A) hide resource unavailability from a process
   This is the "tell process to go elsewhere while ejecting the floppy"
   case. May be generalized (with some difficulty) to more general fd
   replacement. I think there are four possible cases:
   1) process/fd is idle, can be removed/changed just by changing pointers
   2) fd is busy (system call in progress) but we can just wait for the
      operation to terminate (maybe prod it a little)
   3) fd is not busy, but process is doing something that may make it
      undesirable to mess with its fds (e.g. it's in the middle of exit(2)
      or close(2))
   4) fd is in the middle of an operation that won't come back anytime
      soon
   I'm afraid there aren't many cases of 2), and the prodding may get a
   little difficult for, say, NFS, so whenever the fd is busy, we probably
   must assume 4). 3) may simply mean that whenever the process is in the
   kernel, nothing should happen to it. 3) of course also covers 4), but
   one may special-case the latter. (After all, we may need this function
   just because we're in case 4). 1) is too good to be true and of little
   hack value.

   For 4), I can imagine the following two approaches:
   a) add a layer that allows a clean split between the process and the
      driver side of an fd, e.g. by handing all requests to some proxy
      process. May be slow.
   b) hackish, but probably quite efficient: by splicing the thread of
      execution at the process/driver boundary: driver operation
      returns immediately, while the still-running driver operation gets
      a new return address that makes the result evaporate. I think it
      would be interesting to see if somebody could come up with a clean
      solution for such a beast ;-)

   In both cases, it seems natural to hook the code that maintains the
   separation into VFS, as a new file system. This would limit things
   to regular files and directories, but that's probably okay at the
   beginning.
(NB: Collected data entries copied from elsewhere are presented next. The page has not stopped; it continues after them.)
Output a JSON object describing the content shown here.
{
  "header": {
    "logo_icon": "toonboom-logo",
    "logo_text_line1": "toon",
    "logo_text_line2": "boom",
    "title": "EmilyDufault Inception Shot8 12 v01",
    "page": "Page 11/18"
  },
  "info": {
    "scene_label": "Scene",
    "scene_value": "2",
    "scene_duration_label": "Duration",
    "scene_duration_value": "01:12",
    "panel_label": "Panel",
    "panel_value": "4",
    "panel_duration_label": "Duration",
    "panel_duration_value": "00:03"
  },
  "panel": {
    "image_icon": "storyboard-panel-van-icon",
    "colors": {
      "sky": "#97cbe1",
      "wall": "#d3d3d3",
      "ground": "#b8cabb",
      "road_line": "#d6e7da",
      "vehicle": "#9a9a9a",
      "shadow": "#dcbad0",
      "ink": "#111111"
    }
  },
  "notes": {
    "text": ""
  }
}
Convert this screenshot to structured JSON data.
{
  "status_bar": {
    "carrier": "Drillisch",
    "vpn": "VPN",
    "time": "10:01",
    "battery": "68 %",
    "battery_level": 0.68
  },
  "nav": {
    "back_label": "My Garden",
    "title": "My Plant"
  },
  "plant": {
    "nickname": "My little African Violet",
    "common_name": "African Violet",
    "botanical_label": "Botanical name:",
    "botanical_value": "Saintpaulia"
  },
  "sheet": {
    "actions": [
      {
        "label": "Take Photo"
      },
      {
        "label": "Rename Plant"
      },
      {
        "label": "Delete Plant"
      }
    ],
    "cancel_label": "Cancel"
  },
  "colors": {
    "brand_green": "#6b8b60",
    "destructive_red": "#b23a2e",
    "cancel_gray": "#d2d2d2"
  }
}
Also, in either case, any access to "current" from the
   driver side would drastically complicate things.

B) de-access a resource (fd) to allow removal of device
   There are again several flavours of this:
   1) process is killable and nobody cares, so kill it
   2) process should not be killed, so we have to try to close the fd
      (and hope it doesn't get angry), or replace it with something
      else
   3) process stubbornly refuses to die (e.g. it's blocked in an access
      to the reource we want to get rid of)
   4) like 3), but the block is because of something else (e.g. we want
      to umount the partition with the log file of the backup process
      that is currently hung in the tape driver)

   For 2), any solution from A) should be suitable. 1) is again trivial.
   That leaves us with 3) and 4), which are essentially the same. The
   goal is simply to make that system call return.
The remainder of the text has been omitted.